I always try to personalize wine; it helps give a sense of understanding. For instance, let’s say Pinot Noir is your solid BFF. It’s distinct, reliable in a pinch and there’s never a doubt you’ll create many memories together. But then one day, your Pinot BFF invites another friend to the party – Gamay. Pinot and Gamay come from neighbouring ‘hoods and share a lot of the same history. But in the getting-to-know-you phase, Gamay slowly starts showing its true self, it’s trendy and exciting. Hot damn, life is just a little more interesting when it’s around. 


Gamay’s identity is tied to Beaujolais, a region just south of Burgundy. I wrote a bit about it last Fall. Gamay’s value is unbeatable across all levels of quality, from Beaujolais Neuveau (which gets a big hurrah with its release every year on the third Thursday of November) – to Cru or Villages Beaujolais where you can get some stellar bottles for around $30. 

However, Gamay is also finding its footing elsewhere. In addition to Touraine in the Loire Valley, cooler climates such as Oregon, New Zealand, Switzerland and here in Canada are seeing great success growing Gamay. WineBC.com cites it as the 6th most planted red variety in BC covering 178 acres. And with consumers exploring lighter bodied and high acidity reds, Gamay ticks a lot of boxes.


Rust is making big waves while still in its infancy. In only 2 years, it’s established itself as one of the most terroir driven producers in BC, showcasing small lot single vineyard wines of purpose from South Okanagan vineyards – some of which are nearing 50 years old. Their Gamay is grown in South Cawston in the Similkameen Valley and the vines are almost 20 years ago.

I wanted the Rust Gamay to be gulpable, and it absolutely was. A perfect slightly chilled light bodied red for summer. But I couldn’t just slam it back; it really made me savour and think. Sweet Christmas baking aromas, specifically, cherry pie with cinnamon and cardamom. It evolved into notes of brambly fruit with prune and mocha.

Moving beyond the sweet weighty aromas, the palate is lifted with delightfully high acidity and a lengthy finish. Like, super duper length, it went on for several minutes. The fresh fruit flavours were highlighted more on the back end, not so much at first, showcasing the cherry and blackberry.  

It’s almost showing off at just $23 (if bought from the winery). A solid buy for a wine awarded Gold at the Best of Varietal Awards during the Okanagan Wine Festival. 

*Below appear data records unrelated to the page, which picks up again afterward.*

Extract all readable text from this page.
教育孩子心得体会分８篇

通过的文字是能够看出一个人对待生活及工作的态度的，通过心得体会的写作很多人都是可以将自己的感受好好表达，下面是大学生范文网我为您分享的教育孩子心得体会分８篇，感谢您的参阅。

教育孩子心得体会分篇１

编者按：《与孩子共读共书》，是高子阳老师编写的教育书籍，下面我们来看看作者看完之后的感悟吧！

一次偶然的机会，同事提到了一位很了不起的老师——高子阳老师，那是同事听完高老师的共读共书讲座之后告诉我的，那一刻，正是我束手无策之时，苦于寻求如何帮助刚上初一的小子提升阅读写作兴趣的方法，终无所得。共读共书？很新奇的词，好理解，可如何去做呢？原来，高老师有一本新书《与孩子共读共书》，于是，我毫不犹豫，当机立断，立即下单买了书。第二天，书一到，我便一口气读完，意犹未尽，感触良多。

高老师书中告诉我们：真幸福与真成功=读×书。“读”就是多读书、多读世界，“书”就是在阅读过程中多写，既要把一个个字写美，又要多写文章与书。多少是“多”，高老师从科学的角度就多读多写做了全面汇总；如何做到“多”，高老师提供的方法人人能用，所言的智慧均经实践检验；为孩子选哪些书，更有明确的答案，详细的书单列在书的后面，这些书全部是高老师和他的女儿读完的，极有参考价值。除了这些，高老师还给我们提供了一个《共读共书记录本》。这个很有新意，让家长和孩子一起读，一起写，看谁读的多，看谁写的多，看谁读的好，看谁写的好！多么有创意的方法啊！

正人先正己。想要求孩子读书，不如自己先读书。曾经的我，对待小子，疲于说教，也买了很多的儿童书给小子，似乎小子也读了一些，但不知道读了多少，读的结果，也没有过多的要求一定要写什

A true family estate, Blue Mountain has been run by the Mavety family for nearly 50 years. As grape growers since 1971, Ian and Jane Mavety were inspired to start their own label in 1991. Today, their 31-hectare estate in Okanagan Falls produces reserve lines, sparkling wines and the odd magnum. With a slight focus on white varietals, Pinot Noir and Gamay Noir are their shining reds.

The Blue Mountain Gamay is on the earthier side, reminiscent of a Pinot Noir thanks in part to the 12 months of aging in 4-year-old barrels. Aromas of blackberry, plum and spice are on the forefront with a touch of chocolate on the back end. The flavours are mirrored (what you smell is what you taste) and carried through on a light body. The acidity is up there, but not too high with a well-balanced and immersive finish.

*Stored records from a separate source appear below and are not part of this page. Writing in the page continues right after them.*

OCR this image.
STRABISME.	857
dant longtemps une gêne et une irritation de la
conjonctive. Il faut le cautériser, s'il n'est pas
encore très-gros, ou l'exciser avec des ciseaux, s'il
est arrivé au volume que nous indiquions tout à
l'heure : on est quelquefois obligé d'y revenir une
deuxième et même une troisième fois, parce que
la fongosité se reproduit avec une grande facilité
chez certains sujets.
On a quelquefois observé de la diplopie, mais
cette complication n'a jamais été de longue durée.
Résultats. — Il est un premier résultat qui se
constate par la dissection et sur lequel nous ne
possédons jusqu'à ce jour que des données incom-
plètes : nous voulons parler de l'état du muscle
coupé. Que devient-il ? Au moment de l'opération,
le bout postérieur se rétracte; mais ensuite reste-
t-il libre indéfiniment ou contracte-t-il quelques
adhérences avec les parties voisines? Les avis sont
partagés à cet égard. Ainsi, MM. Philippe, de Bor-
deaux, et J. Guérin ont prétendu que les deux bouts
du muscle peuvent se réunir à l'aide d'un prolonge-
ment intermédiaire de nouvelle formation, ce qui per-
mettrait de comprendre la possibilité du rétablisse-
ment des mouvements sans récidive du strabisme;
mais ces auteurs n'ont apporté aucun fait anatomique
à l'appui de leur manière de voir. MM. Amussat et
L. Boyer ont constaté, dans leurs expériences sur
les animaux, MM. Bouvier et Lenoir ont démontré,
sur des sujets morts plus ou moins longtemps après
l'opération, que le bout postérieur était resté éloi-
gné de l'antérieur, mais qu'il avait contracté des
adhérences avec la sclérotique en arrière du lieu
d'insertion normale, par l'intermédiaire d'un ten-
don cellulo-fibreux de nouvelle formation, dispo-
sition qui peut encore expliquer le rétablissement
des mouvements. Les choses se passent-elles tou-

  • Blue Mountain Gamay - BC wine
  • Blue Mountain Gamay - BC wine
  • Blue Mountain Gamay - BC wine


I had a tip to try the Gamay Noir’s from Evening Land Vineyards and Grochau Cellars from Oregon but couldn’t find them in my area. I’ve also heard good things about the Te Mata Gamay from New Zealand but wasn’t able to get my hands on a bottle before publication.